Since then, Lopez has moved to Highland Park in Los Angeles where she held a public studio space between 2009 and 2016. Some key highlights of career since have been to be honored as the first female featured artist in the Santa Fe Springs Artfest of California in 2017, be appointed a lead artist in the same year of the Daniel Cervantes mural restoration project (located at the Southwest Museum in Highland Park), and designed seven banners for La Casa of USC to be used in Latino Heritage month in 2019.

== Art ==
- La Chola y Coalticue (2018)

Made in 2018, acrylic on canvas (36x48”). This painting features the stereotypical “chola,” leaning against a statue of Coatlicue. This exhibits the feminist style of chola women who remain connected to the roots they emerged from.

- Who Wins This Game? (1991)

Made in 1991, acrylic on canvas with mixed media (40x40”).
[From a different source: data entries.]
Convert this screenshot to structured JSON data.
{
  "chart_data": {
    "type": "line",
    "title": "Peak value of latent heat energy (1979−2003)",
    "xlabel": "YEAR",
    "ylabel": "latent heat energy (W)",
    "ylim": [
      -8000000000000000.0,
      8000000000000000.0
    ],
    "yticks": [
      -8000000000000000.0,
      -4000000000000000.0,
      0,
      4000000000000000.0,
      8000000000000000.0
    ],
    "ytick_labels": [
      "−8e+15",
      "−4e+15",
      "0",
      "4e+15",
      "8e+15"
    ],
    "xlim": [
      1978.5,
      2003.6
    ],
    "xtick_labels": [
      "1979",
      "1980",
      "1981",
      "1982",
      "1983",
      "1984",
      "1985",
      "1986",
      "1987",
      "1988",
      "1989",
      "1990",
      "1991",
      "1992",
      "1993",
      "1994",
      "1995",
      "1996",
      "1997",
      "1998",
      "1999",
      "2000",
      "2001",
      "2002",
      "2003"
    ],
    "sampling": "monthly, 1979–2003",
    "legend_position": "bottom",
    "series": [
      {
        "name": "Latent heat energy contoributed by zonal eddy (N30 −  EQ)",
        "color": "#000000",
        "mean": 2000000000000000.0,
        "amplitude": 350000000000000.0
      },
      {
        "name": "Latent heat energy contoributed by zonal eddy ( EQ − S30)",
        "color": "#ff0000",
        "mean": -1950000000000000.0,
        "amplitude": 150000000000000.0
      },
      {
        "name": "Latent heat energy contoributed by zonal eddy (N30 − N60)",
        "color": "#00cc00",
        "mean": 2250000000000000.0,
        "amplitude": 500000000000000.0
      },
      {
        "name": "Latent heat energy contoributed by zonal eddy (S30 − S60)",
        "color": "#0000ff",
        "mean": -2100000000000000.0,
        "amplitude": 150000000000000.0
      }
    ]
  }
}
Represents different identities, beneath a tic tac toe game, as if to represent which identity best suits the artist.

- USC Latinx Heritage Month Banners (2019)

Designed in 2019, 7 designs, acrylic on canvas (each, 24x24”). Featured heritage and background stories of USC, La Casa, Latino students. Designed for the main pathway of USC Campus, Trousdale Parkway, to be displayed for Latinx Heritage Month (Sept 15-Oct 15).